El correo de la historia

Un mal día para el oficio de historiador. De la batalla de Little Big Horn al tornado de Oklahoma pasando por el atentado de Londres (1876-2013)

Por Carlos Rilova Jericó

Hoy, aparte de ser lunes -lo cual ya es un agravante para casi cualquier cosa que se intente-, los temas de los que puede hablar un historiador en un periódico -digital como éste, o de papel- no son precisamente para estar muy animado.

En menos de siete días hemos tenido varias tragedias de eso que los especialistas llaman “gran impacto mediático”. Lo que podríamos traducir como que han sido hechos de los que se ha hablado, casi a todas horas, en todos los medios de comunicación.

Naturalmente me refiero al tornado de Oklahoma que ha acabado con la vida de más de veinte personas, y causando devastadoras perdidas materiales, y a los atentados de Londres y París, de inspiración, al parecer, islamista. Muy similares al de Boston, del que ya me ocupe en otro artículo titulado “¿La importancia de llamarse Tamerlán?”.

Cosas así hacen difícil para el historiador meterse las manos en los bolsillos, silbar y mirar para otro lado, buscando un tema que nada tenga que ver con esos asuntos, desentendiéndose de la imagen de un hombre con un machete ensangrentado, y unas manos también ensangrentadas, que explica ante la cámara -con el cadáver de su víctima aún caliente- que lo ha hecho porque está harto de que los británicos intervengan en Afganistán.

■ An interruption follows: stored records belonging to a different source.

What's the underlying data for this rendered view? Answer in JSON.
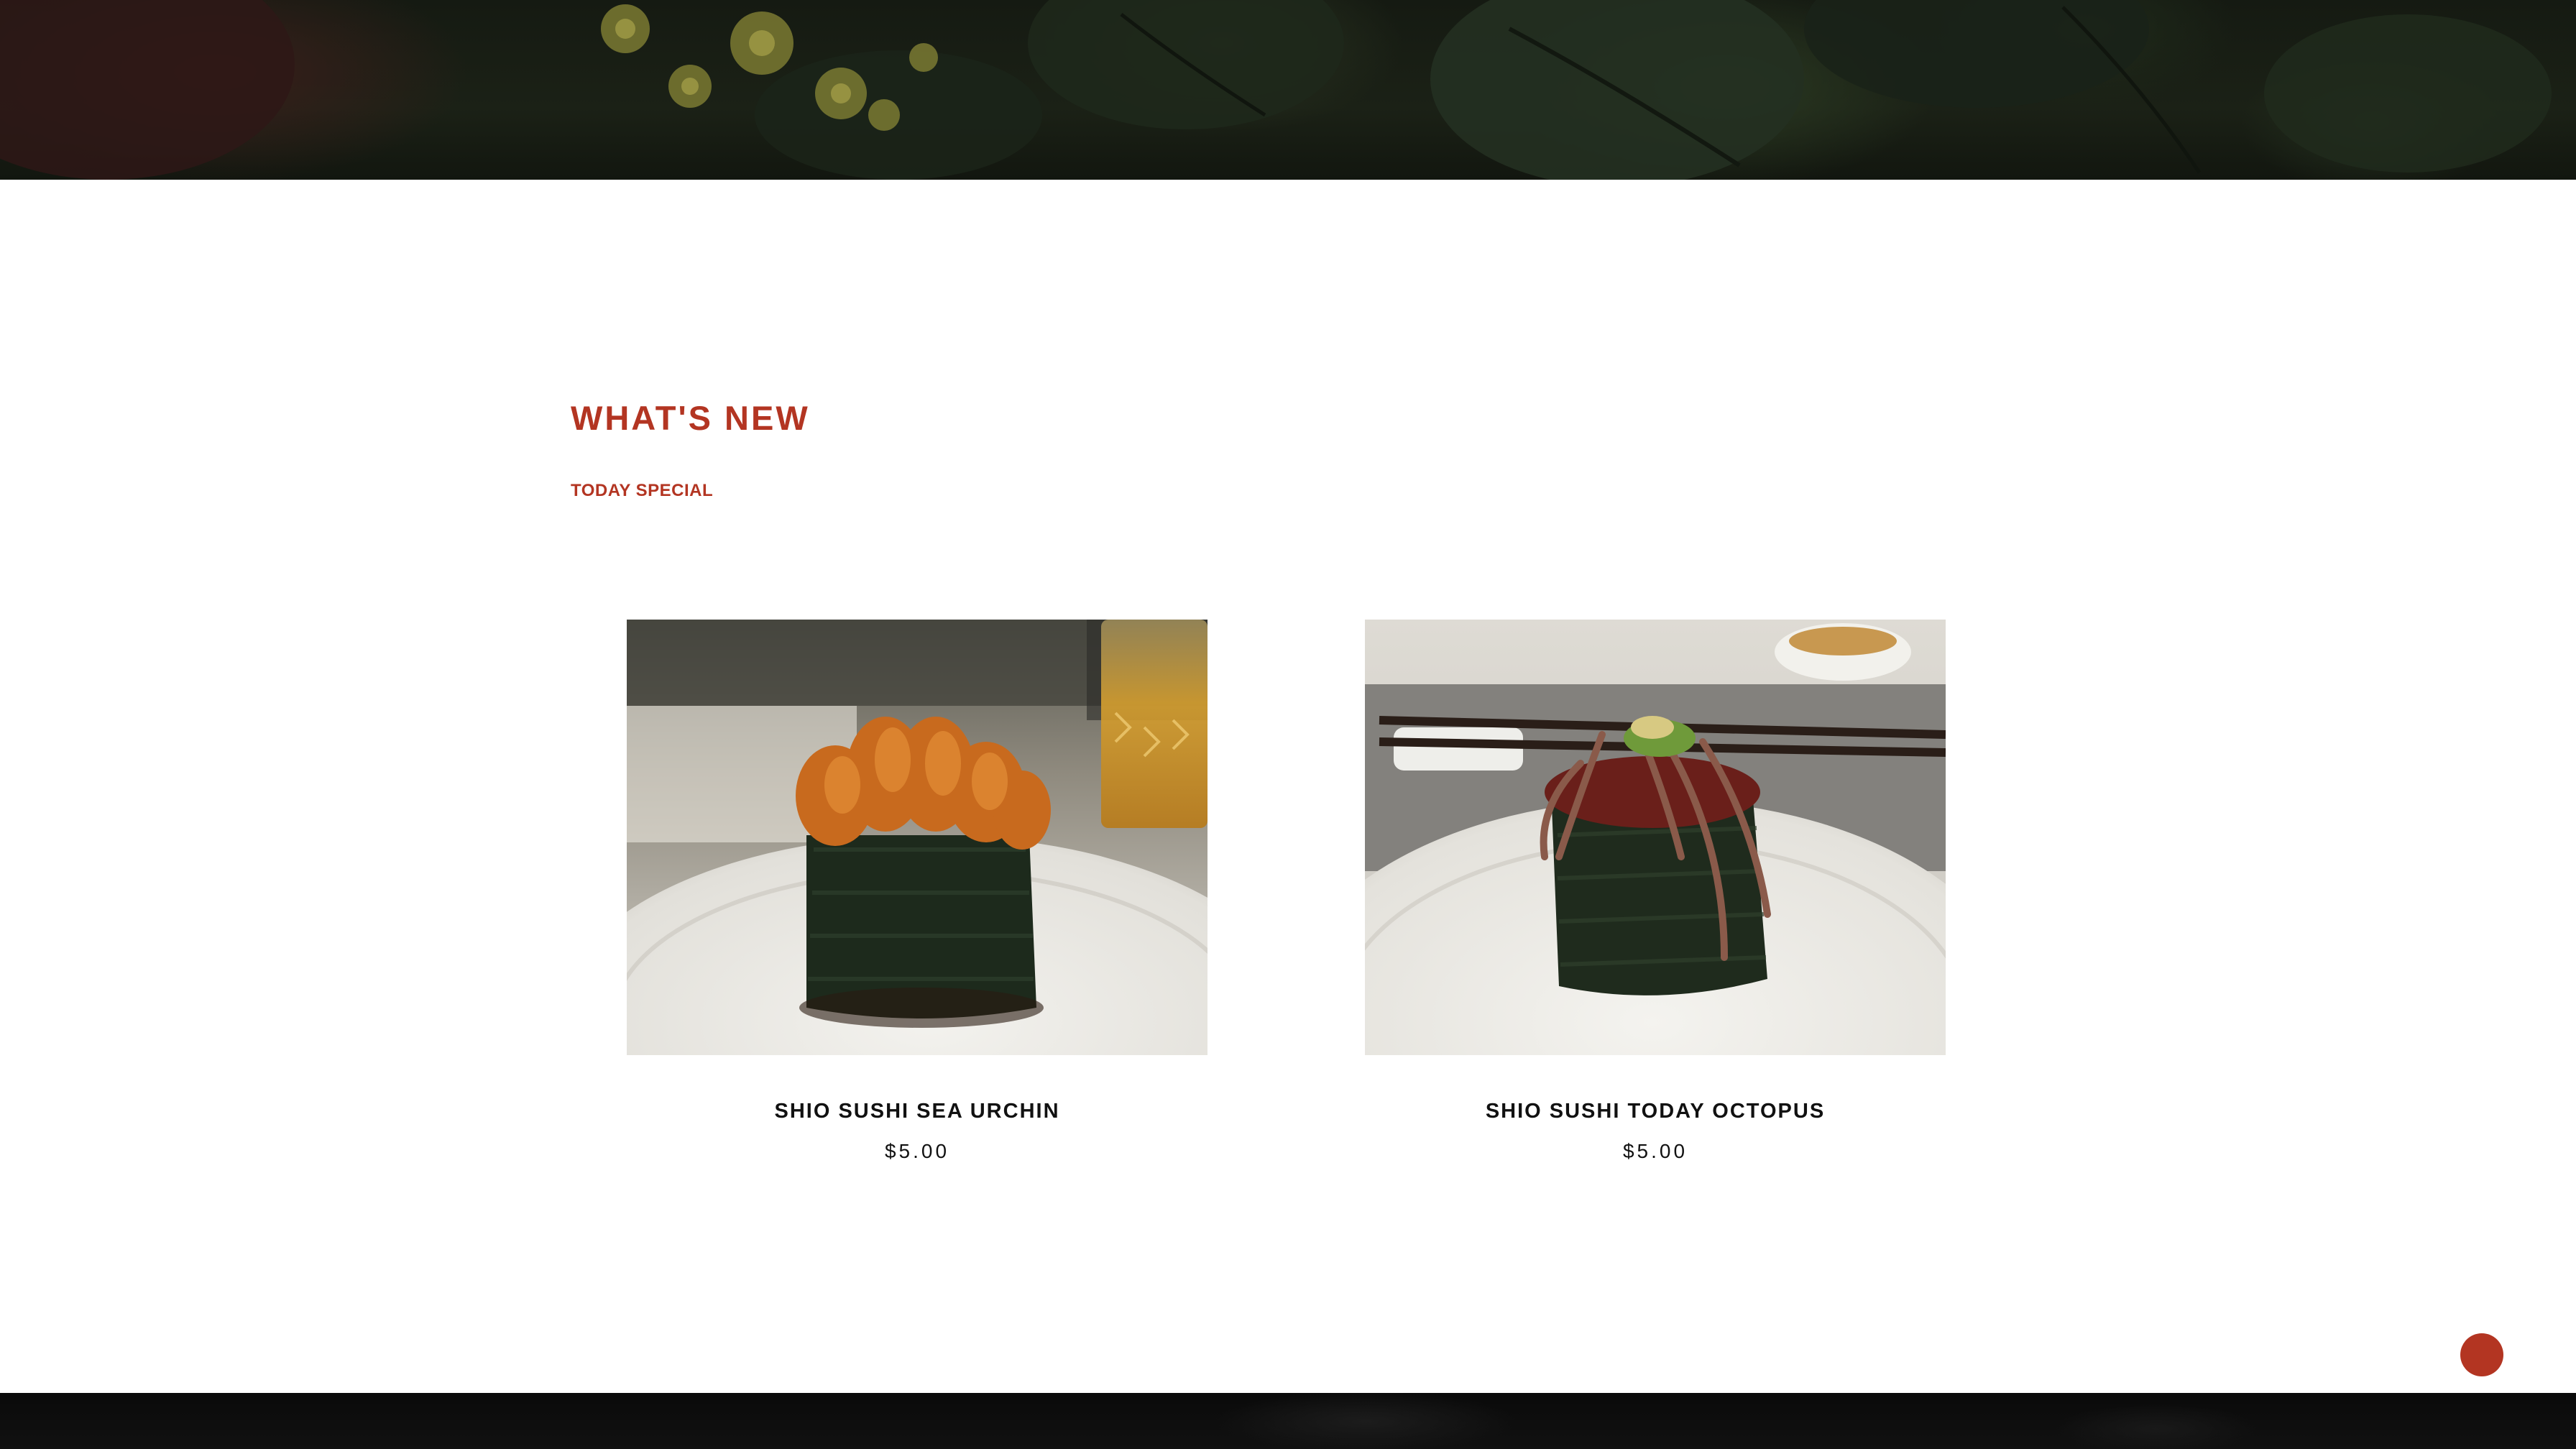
{
  "section": {
    "title": "WHAT'S NEW",
    "subtitle": "TODAY SPECIAL"
  },
  "products": [
    {
      "name": "SHIO SUSHI SEA URCHIN",
      "price": "$5.00",
      "image": "sea-urchin-sushi-photo"
    },
    {
      "name": "SHIO SUSHI TODAY OCTOPUS",
      "price": "$5.00",
      "image": "octopus-sushi-photo"
    }
  ],
  "chat_button": {
    "icon": "chat-bubble-icon"
  },
  "colors": {
    "accent": "#b33522",
    "text": "#111111",
    "background": "#ffffff",
    "hero_dark": "#151a12",
    "footer_dark": "#0a0a0a"
  }
}
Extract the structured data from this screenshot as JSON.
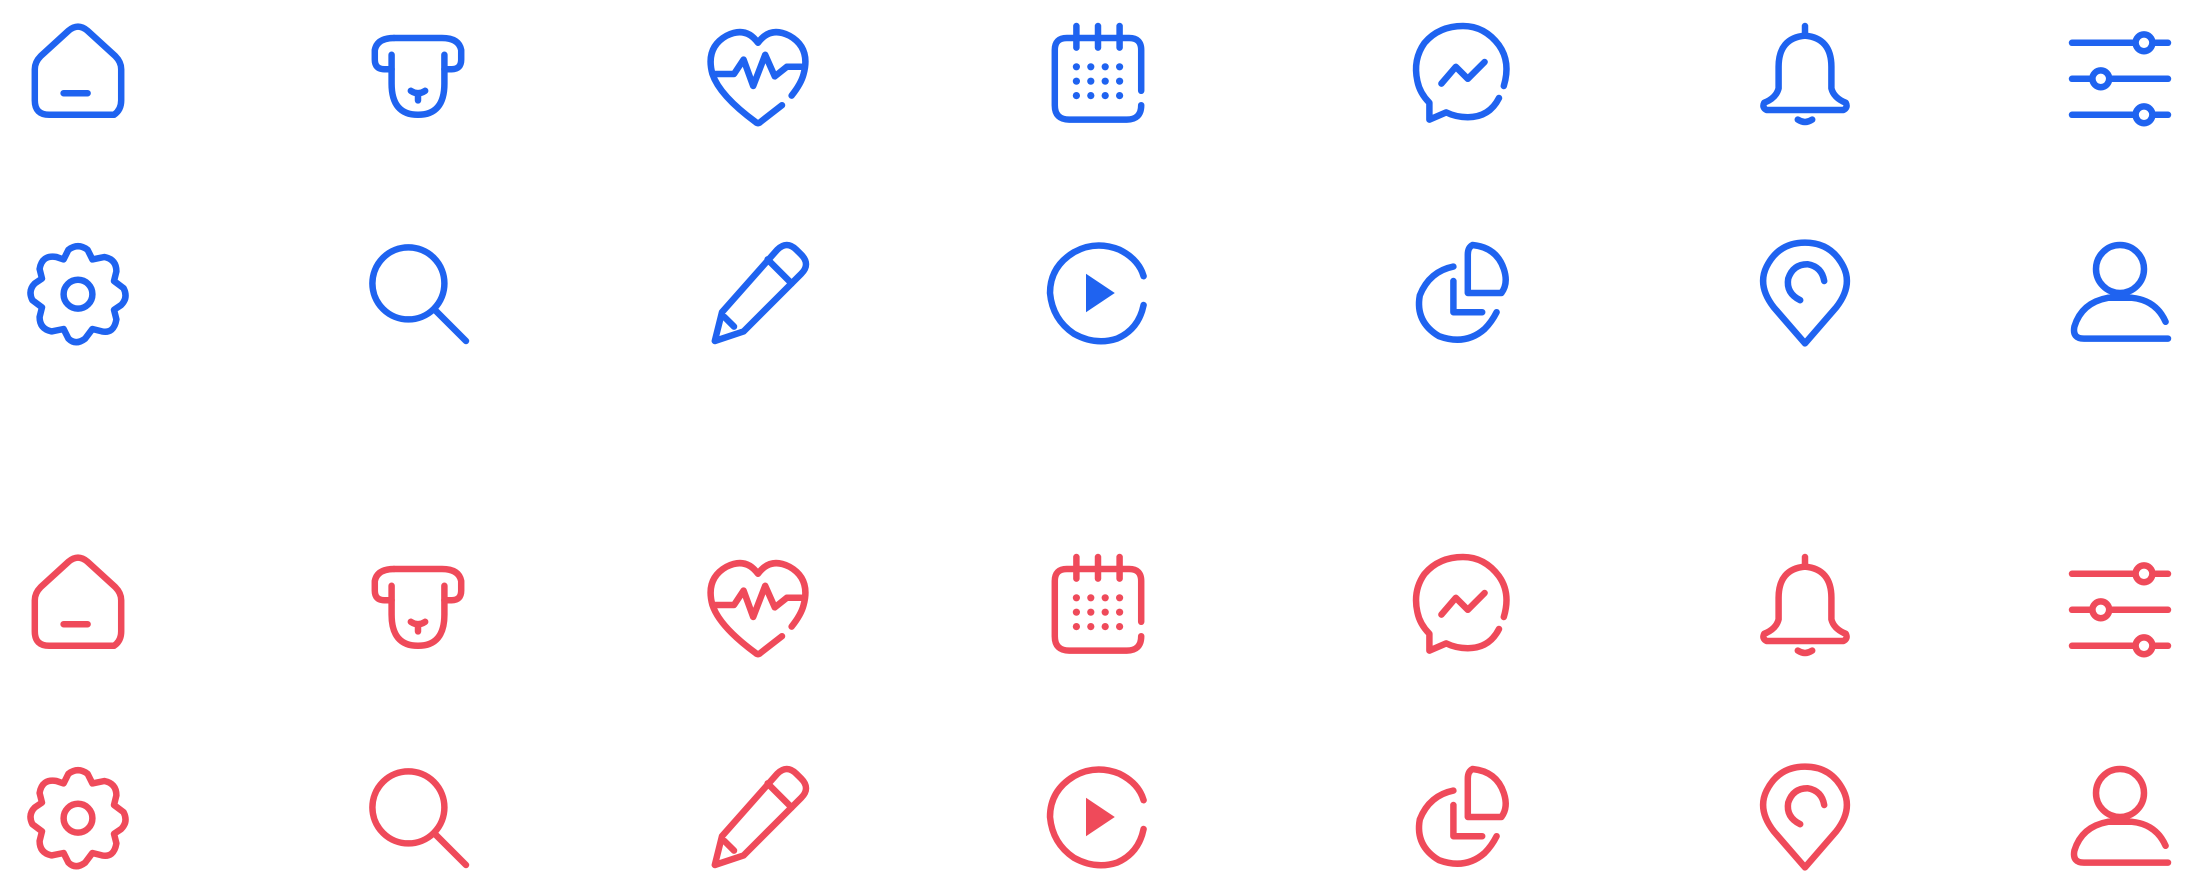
{
  "colors": {
    "blue": "#1f63f0",
    "red": "#ef4a5a"
  },
  "icon_sets": [
    {
      "name": "blue-set",
      "color": "#1f63f0",
      "rows": [
        [
          "home-icon",
          "dog-icon",
          "heart-pulse-icon",
          "calendar-icon",
          "messenger-icon",
          "bell-icon",
          "sliders-icon"
        ],
        [
          "gear-icon",
          "search-icon",
          "pencil-icon",
          "play-circle-icon",
          "pie-chart-icon",
          "location-pin-icon",
          "user-icon"
        ]
      ]
    },
    {
      "name": "red-set",
      "color": "#ef4a5a",
      "rows": [
        [
          "home-icon",
          "dog-icon",
          "heart-pulse-icon",
          "calendar-icon",
          "messenger-icon",
          "bell-icon",
          "sliders-icon"
        ],
        [
          "gear-icon",
          "search-icon",
          "pencil-icon",
          "play-circle-icon",
          "pie-chart-icon",
          "location-pin-icon",
          "user-icon"
        ]
      ]
    }
  ]
}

Algo verdaderamente sorprendente viniendo de un hombre de raza negra, que no es precisamente representativa de ese país, donde la mayoría son blancos de religión musulmana, teniendo que deducir así que su sangrienta solidaridad con Afganistán debe basarse en la “Umma”. Es decir, en la comunidad de creencia religiosa que une a todos los musulmanes por encima de su raza o país de origen.

Sí, en efecto, así el panorama, es difícil hablar de la longitud de la toga de los senadores romanos, de lo que dijo Napoleón subido en las pirámides o de cualquier otra anécdota histórica con la que llenar hoy esta página.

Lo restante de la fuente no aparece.